Every software engineer also acts as a software architect. I want to cover why that is and take a look at the principles, dimensions, aspects to consider in this discipline.
What is architecture anyway?
In software we often talk about architecture. The term is actually understood rather vaguely as people use it to refer to different things in their mind. The differentiation into software architecture, solution architecture, systems architecture, cloud architecture, or enterprise architecture is not particularly helpful either — at least for explaining what architecture is.
Presenting architecture definitions is a slippery slope. Please think of this article as that guy’s perspective on architecture.
There is actually an — in my opinion — not so bad definition in ISO 42010. According to the standard “architecture” is comprised of the
fundamental concepts or properties of a system in its environment embodied in its elements, relationships, and in the principles of its design and evolution
Formalities aside, I think of it as
A concept of what goes where and talks how to whom.
And as a corollary to that
What are the implications because of that?
Since software engineers are deciding what goes where and who talks how to whom basically all the time, every software engineer is also an architect.
There are many levels on which architecture happens. In every software system we can decide “what goes where and talks how to whom”. Where classes reside, which packages may call classes located in other packages, which boundaries may or may not be crossed. I call architecture within one software artifact “software architecture”.

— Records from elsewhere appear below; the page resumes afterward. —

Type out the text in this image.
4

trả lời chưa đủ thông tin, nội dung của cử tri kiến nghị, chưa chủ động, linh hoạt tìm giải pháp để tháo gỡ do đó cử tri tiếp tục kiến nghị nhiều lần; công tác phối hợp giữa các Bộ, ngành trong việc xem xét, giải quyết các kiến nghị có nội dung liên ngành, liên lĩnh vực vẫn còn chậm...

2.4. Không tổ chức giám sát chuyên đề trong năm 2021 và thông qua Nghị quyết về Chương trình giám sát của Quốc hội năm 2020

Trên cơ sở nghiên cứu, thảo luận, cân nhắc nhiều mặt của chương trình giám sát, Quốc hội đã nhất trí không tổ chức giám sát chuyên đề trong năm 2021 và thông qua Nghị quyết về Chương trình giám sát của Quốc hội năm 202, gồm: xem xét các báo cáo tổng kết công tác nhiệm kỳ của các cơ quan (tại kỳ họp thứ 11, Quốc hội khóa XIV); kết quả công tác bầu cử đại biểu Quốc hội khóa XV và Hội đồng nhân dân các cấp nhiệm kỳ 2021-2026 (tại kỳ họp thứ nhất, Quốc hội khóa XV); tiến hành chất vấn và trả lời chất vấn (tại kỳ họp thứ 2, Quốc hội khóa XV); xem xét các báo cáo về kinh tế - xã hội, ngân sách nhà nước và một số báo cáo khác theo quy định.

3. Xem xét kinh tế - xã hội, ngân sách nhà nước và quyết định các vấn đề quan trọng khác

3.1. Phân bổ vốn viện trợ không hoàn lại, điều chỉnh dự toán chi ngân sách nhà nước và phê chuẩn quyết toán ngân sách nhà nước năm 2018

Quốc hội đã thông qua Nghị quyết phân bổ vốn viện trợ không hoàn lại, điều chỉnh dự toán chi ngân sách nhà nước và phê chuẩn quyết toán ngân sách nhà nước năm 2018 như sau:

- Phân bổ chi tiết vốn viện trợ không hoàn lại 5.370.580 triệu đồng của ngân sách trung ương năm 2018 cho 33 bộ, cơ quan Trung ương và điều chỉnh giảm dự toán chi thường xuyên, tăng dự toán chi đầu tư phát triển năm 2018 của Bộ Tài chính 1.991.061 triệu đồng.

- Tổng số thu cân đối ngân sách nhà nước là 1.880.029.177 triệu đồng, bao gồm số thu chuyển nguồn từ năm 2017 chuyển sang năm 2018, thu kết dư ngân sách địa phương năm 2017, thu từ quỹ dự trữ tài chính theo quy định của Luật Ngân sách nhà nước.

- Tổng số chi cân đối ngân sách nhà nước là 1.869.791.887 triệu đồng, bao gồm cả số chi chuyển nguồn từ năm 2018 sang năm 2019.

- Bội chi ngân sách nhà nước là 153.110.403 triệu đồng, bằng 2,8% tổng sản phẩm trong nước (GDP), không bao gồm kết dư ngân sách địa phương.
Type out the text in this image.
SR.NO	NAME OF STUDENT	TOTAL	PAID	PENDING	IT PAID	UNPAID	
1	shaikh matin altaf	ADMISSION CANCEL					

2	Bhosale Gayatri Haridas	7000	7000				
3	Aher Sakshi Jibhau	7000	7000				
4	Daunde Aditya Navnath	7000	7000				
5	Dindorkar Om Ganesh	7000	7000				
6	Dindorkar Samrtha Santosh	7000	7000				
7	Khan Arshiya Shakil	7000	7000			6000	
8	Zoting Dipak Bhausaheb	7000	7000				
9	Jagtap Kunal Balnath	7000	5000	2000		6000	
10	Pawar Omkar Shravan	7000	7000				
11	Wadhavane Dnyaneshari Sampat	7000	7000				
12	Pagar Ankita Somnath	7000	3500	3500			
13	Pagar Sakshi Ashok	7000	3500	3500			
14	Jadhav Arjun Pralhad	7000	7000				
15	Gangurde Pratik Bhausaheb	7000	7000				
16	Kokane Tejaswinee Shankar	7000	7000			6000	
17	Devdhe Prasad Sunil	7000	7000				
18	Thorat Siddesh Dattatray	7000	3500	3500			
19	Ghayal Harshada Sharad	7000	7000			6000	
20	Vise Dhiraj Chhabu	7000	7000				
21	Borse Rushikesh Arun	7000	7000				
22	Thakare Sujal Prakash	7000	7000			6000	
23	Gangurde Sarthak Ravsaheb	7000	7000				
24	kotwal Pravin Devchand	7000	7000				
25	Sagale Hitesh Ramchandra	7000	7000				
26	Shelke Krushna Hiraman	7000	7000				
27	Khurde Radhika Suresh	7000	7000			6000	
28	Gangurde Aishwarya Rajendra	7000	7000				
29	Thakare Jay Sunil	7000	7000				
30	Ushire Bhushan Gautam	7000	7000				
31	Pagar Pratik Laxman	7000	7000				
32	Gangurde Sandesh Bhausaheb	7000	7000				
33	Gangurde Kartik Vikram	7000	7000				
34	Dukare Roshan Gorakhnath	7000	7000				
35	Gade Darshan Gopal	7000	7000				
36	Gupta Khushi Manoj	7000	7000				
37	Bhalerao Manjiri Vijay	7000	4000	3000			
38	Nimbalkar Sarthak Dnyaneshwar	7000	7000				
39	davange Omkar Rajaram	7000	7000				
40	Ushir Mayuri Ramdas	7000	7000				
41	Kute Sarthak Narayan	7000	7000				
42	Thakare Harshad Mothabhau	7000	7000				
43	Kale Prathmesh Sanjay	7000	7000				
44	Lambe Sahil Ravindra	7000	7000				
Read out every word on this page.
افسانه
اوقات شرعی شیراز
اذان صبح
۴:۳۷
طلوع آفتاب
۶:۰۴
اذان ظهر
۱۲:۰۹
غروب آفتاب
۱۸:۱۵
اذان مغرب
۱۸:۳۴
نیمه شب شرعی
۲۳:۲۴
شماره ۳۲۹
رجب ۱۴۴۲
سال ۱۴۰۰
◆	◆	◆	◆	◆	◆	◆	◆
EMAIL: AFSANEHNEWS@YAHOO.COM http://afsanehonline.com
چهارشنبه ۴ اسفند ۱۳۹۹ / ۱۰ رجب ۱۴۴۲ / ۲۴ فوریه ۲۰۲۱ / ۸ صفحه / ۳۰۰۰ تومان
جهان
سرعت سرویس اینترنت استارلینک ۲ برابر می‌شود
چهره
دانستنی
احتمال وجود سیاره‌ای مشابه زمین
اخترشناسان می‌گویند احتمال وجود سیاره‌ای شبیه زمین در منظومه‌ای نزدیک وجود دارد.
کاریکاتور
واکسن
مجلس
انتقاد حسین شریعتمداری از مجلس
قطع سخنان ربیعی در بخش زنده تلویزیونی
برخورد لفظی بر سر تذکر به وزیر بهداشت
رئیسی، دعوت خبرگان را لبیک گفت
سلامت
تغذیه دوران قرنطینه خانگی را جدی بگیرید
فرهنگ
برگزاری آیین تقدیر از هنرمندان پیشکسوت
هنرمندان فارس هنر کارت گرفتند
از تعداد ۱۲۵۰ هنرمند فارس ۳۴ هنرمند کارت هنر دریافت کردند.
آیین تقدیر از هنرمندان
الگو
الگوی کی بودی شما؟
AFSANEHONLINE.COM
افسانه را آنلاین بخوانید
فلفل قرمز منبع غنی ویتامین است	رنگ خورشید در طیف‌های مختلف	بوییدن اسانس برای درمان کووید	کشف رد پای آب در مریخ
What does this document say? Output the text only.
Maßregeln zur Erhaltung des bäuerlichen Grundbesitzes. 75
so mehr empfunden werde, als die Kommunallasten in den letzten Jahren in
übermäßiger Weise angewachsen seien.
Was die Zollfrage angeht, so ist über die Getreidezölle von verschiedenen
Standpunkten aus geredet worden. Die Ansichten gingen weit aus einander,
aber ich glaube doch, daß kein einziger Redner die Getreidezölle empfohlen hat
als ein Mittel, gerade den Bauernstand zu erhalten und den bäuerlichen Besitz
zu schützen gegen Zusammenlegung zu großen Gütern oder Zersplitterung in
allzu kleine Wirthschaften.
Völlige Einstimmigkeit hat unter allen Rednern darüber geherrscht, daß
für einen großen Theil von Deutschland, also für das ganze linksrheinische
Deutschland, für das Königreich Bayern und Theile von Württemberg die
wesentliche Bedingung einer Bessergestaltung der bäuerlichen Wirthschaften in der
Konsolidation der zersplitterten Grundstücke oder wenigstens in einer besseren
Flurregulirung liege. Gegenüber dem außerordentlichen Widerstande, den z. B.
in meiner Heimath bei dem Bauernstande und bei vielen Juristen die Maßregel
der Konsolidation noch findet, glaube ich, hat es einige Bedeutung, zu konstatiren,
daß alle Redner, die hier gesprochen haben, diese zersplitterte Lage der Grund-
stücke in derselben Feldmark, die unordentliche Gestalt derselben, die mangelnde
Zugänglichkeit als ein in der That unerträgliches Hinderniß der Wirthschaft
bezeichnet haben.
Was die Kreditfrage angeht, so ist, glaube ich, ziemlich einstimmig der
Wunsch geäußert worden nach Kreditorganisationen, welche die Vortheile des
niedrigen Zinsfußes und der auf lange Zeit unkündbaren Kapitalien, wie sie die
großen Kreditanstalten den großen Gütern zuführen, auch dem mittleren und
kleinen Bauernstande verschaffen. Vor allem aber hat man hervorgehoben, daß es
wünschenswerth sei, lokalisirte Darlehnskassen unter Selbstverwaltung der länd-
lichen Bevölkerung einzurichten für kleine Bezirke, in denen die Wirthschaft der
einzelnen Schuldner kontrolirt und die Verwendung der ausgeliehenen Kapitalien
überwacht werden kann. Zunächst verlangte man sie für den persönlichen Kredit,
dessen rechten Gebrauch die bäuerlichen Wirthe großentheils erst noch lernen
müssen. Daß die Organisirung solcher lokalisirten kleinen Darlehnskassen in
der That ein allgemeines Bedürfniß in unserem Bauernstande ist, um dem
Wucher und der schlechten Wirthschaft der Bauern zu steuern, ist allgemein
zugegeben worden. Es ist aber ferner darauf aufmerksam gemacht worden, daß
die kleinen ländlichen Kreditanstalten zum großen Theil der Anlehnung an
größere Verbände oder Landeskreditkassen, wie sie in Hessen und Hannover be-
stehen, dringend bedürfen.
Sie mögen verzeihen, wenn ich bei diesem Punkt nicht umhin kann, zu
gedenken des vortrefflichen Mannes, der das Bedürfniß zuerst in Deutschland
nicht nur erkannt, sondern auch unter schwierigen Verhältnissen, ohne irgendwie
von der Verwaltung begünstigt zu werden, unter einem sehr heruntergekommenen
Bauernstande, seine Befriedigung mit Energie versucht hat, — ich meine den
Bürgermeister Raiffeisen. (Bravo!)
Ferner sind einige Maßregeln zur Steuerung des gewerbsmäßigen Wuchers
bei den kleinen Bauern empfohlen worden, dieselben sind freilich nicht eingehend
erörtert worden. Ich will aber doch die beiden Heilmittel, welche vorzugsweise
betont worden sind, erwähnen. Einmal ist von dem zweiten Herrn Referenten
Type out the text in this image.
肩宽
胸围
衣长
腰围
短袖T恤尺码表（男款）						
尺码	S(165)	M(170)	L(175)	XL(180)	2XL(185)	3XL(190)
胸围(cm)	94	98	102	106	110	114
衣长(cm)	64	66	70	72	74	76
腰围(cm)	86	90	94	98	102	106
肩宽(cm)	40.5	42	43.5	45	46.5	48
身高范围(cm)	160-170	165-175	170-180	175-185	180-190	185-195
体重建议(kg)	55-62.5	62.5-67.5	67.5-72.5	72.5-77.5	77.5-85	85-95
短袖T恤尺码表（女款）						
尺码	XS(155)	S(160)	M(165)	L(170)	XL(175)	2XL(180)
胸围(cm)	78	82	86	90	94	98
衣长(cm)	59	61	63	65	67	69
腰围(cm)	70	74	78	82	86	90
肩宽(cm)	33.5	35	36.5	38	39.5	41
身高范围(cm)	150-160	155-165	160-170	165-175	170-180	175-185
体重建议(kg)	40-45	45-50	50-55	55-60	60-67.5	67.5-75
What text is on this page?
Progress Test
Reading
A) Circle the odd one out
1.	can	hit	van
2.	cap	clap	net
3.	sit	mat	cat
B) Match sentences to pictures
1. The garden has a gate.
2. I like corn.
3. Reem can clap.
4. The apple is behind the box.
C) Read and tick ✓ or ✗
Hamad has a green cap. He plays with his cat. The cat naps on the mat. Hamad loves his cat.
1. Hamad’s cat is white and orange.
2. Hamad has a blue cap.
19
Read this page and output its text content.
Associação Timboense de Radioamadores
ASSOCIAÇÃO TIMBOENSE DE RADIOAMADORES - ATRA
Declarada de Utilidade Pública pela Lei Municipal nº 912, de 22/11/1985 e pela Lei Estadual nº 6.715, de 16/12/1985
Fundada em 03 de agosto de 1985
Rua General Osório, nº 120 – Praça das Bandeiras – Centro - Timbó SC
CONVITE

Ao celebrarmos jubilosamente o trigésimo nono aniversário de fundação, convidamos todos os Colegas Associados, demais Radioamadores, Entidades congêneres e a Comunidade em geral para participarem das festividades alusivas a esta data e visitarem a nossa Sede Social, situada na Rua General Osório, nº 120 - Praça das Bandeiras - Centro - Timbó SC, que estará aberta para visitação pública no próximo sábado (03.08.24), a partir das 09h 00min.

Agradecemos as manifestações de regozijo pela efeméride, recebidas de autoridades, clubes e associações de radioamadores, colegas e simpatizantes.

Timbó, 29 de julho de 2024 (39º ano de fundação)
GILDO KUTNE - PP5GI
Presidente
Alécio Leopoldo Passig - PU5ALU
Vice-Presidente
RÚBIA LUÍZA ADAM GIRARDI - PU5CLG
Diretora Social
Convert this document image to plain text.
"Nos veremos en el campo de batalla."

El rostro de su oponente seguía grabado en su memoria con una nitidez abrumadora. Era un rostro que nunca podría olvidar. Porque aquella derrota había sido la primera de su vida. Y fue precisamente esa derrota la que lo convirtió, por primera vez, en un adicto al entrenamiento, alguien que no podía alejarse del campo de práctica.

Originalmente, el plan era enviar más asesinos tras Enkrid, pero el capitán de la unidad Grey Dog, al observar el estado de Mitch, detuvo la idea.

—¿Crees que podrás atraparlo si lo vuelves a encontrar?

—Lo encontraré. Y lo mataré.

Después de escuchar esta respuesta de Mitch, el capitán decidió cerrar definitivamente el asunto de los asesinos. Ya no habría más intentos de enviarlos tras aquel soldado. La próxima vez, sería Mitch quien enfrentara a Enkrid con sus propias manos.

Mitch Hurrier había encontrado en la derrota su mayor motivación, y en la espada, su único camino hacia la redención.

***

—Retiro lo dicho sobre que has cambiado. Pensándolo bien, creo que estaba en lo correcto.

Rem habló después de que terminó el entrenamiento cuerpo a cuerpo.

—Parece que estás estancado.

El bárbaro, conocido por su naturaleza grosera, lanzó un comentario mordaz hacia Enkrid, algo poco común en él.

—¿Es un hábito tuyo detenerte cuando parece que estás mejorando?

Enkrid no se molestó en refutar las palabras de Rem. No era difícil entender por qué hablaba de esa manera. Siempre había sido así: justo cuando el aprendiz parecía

In my work I often came across larger systems consisting of several “microservices” (which is yet another ill defined term). I usually drop the “micro” and go with “service”. Deciding what goes into which service and how services talk to each other is part of what I consider “solution architecture”. That’s the field I am mostly interested in and that’s what this article will focus on.
In a software world deciding “what goes where and talks how to whom” yields impactful results towards cross-functional requirements or non-functional requirements. Including but not limited to: “How independently can teams work?”, “How independently can engineers within a team work?”, “How easily can responsibility be transferred to another team?”, “What about availability?”, “What is the blast radius if anything goes down?”, “How can the system be scaled?”, “What are the implications for performance?”, “How quickly can we change something?”, “Impact on cost and effort?”, etc and so forth.
The first part of “what goes where and talks how to whom” entails the second. Depending on what goes where we need to think about who talks how to whom. What goes where is driven by cohesion, while who talks how to whom deals with coupling.
In my eyes, coupling and cohesion is the central anchor point — the essence, if you will — of architectural thinking. Obviously, there is no right or wrong here, there is always a tradeoff, there is always a decision, which by the way gives rise to the infamous all the time correct answer: “It depends”.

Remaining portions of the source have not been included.